The Multicenter Selective Lymphadenectomy Trial-1 (MSLT-1) was designed to clarify whether it would be better for patients who have a positive sentinel lymph node removed to have immediate nodal dissection or to have nodal surgery deferred until clinically palpable node(s) became apparent. According to Dr. Cochran, data from the trial indicate that early surgical management of tumor-positive regional nodes confers substantial clinical benefits over surgery delayed until metastases become clinically detectable.
Patients who were randomized to watch and wait in the MSLT-1 trial were seen regularly for physical assessment and in some cases nodal ultrasound. However, ultrasound can only detect tumors 4 mm to 5 mm in diameter, while many of the metastases detected in sentinel nodes are considerably smaller. The MSLT-1 data show no evidence of a lower cut-off size at which the patient may be spared complete nodal dissection, Dr. Cochran says.
According to Dr. Cochran, the 20 percent of patients in the watch-and-wait group who developed lymph node metastases did so on average a year and a half after their wide excision.
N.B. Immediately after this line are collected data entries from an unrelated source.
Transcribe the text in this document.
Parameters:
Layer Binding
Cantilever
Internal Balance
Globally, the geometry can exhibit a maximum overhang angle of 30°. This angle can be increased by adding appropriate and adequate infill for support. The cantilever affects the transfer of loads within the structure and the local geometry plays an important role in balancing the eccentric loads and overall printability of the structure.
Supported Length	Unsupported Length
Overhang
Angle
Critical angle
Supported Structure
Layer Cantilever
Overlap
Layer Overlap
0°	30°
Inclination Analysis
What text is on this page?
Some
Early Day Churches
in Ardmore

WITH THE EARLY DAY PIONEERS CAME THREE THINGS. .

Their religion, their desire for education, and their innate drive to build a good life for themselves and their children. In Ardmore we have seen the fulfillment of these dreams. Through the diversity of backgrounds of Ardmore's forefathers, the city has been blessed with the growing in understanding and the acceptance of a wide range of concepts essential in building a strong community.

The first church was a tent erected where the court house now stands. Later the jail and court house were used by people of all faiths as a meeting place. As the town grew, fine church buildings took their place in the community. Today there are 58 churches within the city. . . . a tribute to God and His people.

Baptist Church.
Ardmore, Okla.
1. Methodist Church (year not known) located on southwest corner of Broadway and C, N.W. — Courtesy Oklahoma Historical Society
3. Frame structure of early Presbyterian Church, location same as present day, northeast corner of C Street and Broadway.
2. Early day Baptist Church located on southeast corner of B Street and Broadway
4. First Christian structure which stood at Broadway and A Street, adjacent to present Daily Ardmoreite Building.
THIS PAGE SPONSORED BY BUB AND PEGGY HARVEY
At that point, those patients had more positive lymph nodes, and the amount of tumor in the lymph nodes was significantly greater than the tumor burden of sentinel node specimens removed after wide excision of the primary.
“Observation allows the disease time to progress, not only as growth within a single lymph node, but to develop the capacity to spread from one lymph node to the next. This underscores the benefit to patients with a positive sentinel lymph node of undergoing early complete lymph node dissection,” Dr. Cochran says.
The statistical analysis of the MSLT-1 data had drawn criticism, Dr. Cochran says, because it had compared a group of patients in whom the lymph node status was immediately known with a second group where nodal status did not become apparent until after a period of follow-up.
However, he says, a recent study (Altstein LL, Li G, Elashoff RM. Stat Med. 2011;30(7):709-717) demonstrates a technique that permits the comparison of outcome in trial groups where one group is latent as far as the outcome is concerned and the other group is not.
“That study certainly shows that patients who have a positive sentinel node and who undergo an immediate complete lymph node dissection have a survival experience significantly better than patients who are observed until the emergence of clinically detectable disease,” Dr. Cochran says.
Immediate complete lymph node dissection for a positive sentinel node also confers a statistically significant improvement in disease-free survival, Dr. Cochran says, which is true of local, regional and distant metastasis.
The Altstein data show that patients with an intermediate-thickness melanoma who have a positive sentinel node and undergo immediate complete lymph node dissection have a survival advantage at 10 years follow-up, compared to patients managed by observation and delayed nodal dissection, he says.
Moreover, patients who have an immediate complete lymph node dissection after a positive sentinel node biopsy have on average 1.4 tumor-positive nodes, he says. This is in stark contrast to those patients who after observation develop clinically detectable nodal metastases who have on average 3.2 tumor-positive positive nodes.
“We currently recommend that all patients with melanomas greater than 1 mm in thickness undergo lymphatic mapping and a sentinel node biopsy to determine nodal tumor status,” Dr. Cochran says. “At present, it appears that all patients with melanoma in the sentinel node need a complete lymph node dissection, a situation that may change when the results of the MSLT-2 trial become available. Decisions on therapy should however be made only after a detailed discussion between physicians and their patients.”
Disclosures: Dr. Cochran reports no relevant financial interests.